Representatives Sumners of Texas seems to have chosen his words with a good deal of accuracy. Yesterday, charging out as a heroic defender of the democratic faith against the wicked reorganization bill, he said to his comrades in the House:

"Let's do the best we can to amend it, and then if we can't amend it as we think it ought to be, let's have the nerve to beat it..."

The bill has already been amended to eliminate the features that were possibly to be objected to on rational grounds. A bare majority of Congressmen may now override any order of the President. All the quasi-judicial bodies have been excepted from its terms. And in addition, the Veterans' Bureau has been reserved as political pap for Congressmen. The only remaining features that can be amended out are:

1--The proposal that the President shall have the power to abolish the spoils system and set up a genuine civil service in all strictly executive agencies save the Veterans' Bureau.

2--The proposal that he shall have the power to lay the foundations for a genuine career service.

3--The proposal for an auditing service which will enable Congress to find out, for the first time in fifteen years, exactly what is being done with Federal funds.

4--The proposal that the various relief agencies shall be brought together into a single whole, so that somebody can make heads and tales of what they are doing.

Yes, nerve--solid, brass-bound nerve--is what it will obviously take, not only to beat those proposals but to amend them.

Brot und Arbeit

In the days when the Roman Empire was cracking to its end, the Caesars demagogued the masses of the imperial city with panem et circenses--bread and circuses. But Nazism is made of sterner stuff. It promises its new dupes in Austria merely Brot und Arbeit. Bread and, instead of circuses, work. Not much bread. Pretty poor bread. Black bread, mixed up with potatoes and maybe a little sawdust. At prices as dear as man has ever paid for bread on this earth. But work--ah, plenty of work. Forced work, in labor battalions, for your little bread. Work whether you like it or not.

Work for everybody. Work--in order that there may be more bread for everybody? That Germany may once more grow fat and contented and sing and shout in the bockgartens? Inglorious thought! Instead, that there shall be less bread yet--for the civilian at least--and no more bock at all. That Germany may grow lean and fit to bear bayonets.

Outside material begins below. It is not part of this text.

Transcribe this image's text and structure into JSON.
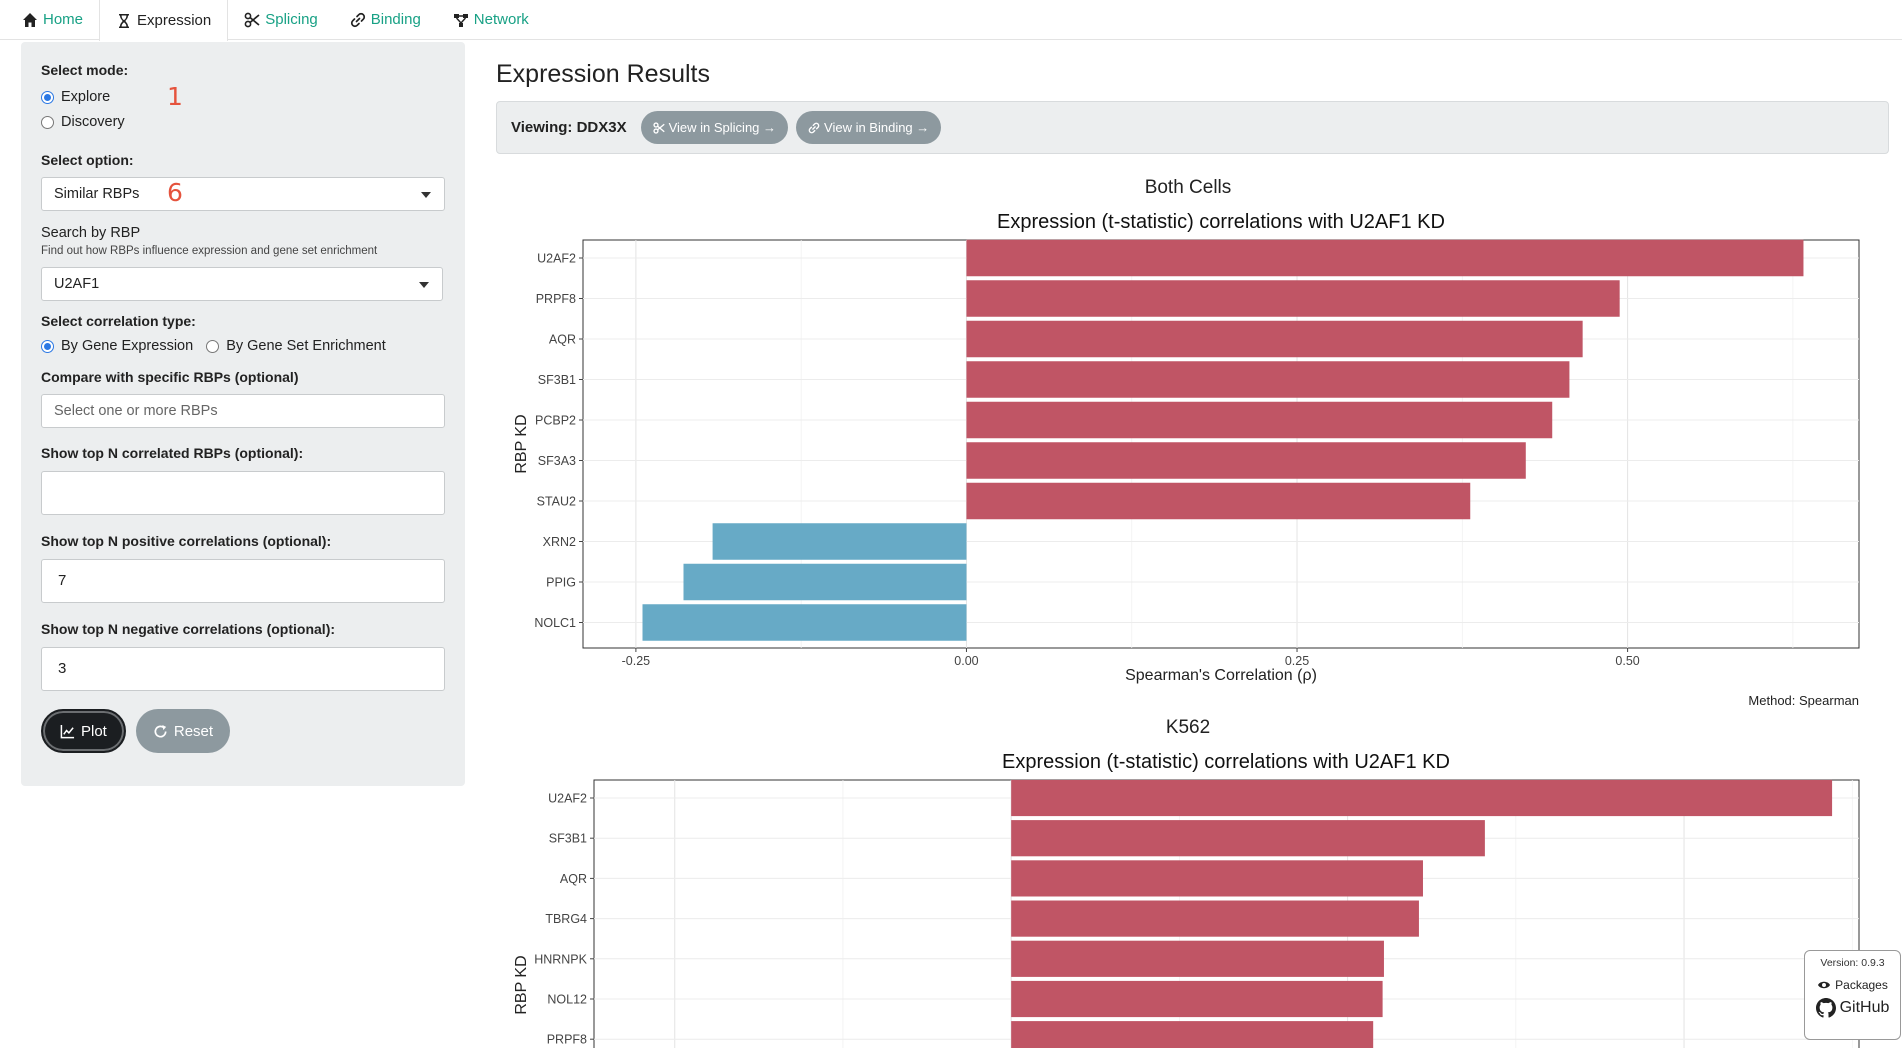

That the army magazines burst with food, verboten until the coming of der Tag. That Germany may grow richer only in machines for inflicting death. That some millions of young Germans may one of these days go out and fulfill their "racial destiny" by dying horribly on a battlefield--and need no more bread.

See if he Doesn't

Bob Reynolds postcards from Washington, at the Government's expense, that he will address the country Thursday evening on the subject of aliens. His purpose is to equate "my friends" with the alien situation as it exists today in America and to explain the bills calling for the mandatory deportation of criminal and undesirable aliens.

We know almost verbatim what Robert is going to say. He will cite, as though they were unquestionable, statistics which to say the least are unreliable and out of date. He will paint a dismal picture of America overrun by ever-increasing hordes of foreigners, when as a matter of fact the tide of immigration in the last eight years has been away from these shores. He will endeavor to stir up the indignation of his listeners at the great number of aliens on relief--"one out of every eight," the synthetic figure goes--never alluding to the larger number of aliens who produce and buy and pay for American goods. He will come down hard on mandatory deportation for all aliens illegally in this country, never mentioning the cruel family separations and the destruction of homes which so ruthless a policy would entail.

The truth about the alien problem, we suspect, is that it needs to be stated in all its ramifications before it can be solved intelligently and mercifully. The truth about Robert, we are convinced, is that he has found a legislative plaything which is most safe and popular Down Home where the votes are and the aliens aren't.